For clients, the process depends on whether the player is a [computer](player/computer) or [human](player/human). For a human player, you can either use the WASM client on [my website](https://binarysky.ai/monai-player) or compile and run locally. The WASM client uses wasm-bindgen and the index.html present in the [human's directory](player/human/src/index.html). To run locally, use the same process as the server.
```sh
cd player/human
cargo run
```
From there, you should be able to enter a player name, the authorization code, and the address and port of the board (e.g. 127.0.0.1:1095).
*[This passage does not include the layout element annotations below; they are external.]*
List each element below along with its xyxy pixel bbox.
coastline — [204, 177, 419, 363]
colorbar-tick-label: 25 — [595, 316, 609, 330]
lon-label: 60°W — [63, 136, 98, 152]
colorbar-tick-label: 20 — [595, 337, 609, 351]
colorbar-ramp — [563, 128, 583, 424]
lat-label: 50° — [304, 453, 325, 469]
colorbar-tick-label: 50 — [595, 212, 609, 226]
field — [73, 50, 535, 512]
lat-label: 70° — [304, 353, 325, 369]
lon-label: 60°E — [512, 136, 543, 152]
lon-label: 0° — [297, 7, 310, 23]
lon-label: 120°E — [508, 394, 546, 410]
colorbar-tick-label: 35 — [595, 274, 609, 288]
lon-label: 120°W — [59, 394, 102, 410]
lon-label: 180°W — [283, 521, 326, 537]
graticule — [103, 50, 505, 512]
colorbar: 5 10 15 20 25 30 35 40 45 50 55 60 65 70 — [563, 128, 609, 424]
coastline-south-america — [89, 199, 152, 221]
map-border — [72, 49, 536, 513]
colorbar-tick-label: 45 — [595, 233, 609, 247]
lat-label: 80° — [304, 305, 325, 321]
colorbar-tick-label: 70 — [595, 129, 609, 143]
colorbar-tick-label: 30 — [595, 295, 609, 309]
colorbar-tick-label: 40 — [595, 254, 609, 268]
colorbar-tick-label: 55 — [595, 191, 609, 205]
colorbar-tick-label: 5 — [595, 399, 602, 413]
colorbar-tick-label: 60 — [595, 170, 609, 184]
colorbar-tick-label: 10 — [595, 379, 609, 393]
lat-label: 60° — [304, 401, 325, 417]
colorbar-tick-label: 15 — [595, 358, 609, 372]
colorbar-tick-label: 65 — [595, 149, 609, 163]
If you want to use the AI, you need to supply command-line arguments. The AI is headless, so no GUI will be present while running/training. It uses a DDQN for reinforcement learning. For settings with the model itself (like the shape, epsilon, optimizer, etc), check [model.rs](player/computer/src/model.rs). To run it, you have to give cargo a few arguments.
```sh
cd player/computer
cargo run -- SERVER CODE NAME NPZ
```
For example, `cargo run -- 127.0.0.1:1095 MONAI Bot1 models/Bot1.npz` would connect a bot player to our localhosted server named Bot1 using Bot1.npz. Some primitive models have been supplied in the repository. At the moment, the model is hardcoded to support a 40 tile board with 4 players, but you can expand this by changing the const values.